I totally agree with you, I think the christian right have a lot to answer for. My own personal faith is waining because of the selfish ignorance of these extremists.

Perhaps we can bring some of our brave men and women home from abroad and replace them the rapture crowd. It will reduce the horrific casualty figures because when one of them is vaporized by an IED we'll just claim they were raptured.

Cynos said...

I also totally agree. I'm a Christian who lives as far away from the US as you can get, but I'm still having to battle the image of Christians as intolerant warmongerers.

Justin said...

It's a nice thought, that all Christians don't agree with the religious right. And it's true to an extent, that is, there are always going to be some Christian liberals and a handful of Christians scattered across other positions on the political spectrum.

But I'm not prepared to believe that there isn't consensus, or something close to it, on some issues. Did you see that poll a while back that showed that the more one attends church, the more one supports torture?

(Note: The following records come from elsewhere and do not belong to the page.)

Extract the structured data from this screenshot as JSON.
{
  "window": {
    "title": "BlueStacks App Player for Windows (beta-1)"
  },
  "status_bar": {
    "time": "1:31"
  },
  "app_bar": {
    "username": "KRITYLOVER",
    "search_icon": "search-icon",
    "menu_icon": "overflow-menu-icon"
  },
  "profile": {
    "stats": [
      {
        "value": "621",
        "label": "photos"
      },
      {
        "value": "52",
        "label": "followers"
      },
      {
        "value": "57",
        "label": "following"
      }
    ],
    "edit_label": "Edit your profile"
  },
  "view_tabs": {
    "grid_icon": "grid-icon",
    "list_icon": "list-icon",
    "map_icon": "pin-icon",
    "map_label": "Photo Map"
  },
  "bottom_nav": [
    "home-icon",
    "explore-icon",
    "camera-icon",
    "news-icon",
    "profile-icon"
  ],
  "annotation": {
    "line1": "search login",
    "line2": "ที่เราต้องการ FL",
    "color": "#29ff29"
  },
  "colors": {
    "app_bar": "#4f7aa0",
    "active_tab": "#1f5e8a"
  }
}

It was stunning, and disheartening, but not very surprising I'm afraid.

I think there is a significant level of agreement on some political issues among Christians in this country. That doesn't mean that every Christian in America agrees with them or feels the same way.

But on the other hand, if there are so many other Christians out there who disagree, where is their movement? Are you really seeing that much open political dissent within your church's community? Is there an engaged dialog going on? I don't attend a church so I don't have insight into this, but from an outsider's perspective it sure doesn't seem like that dialog is happening right now.

Anonymous said...

I'm not a fan of most of Christianity, but an anti-torture view point is right in the Roman Catholic Catechism. Just because some religious people say something doesn't mean that it is supported by their church. Oh yea, and remember when John Paul smacked down Bush for the Iraq war?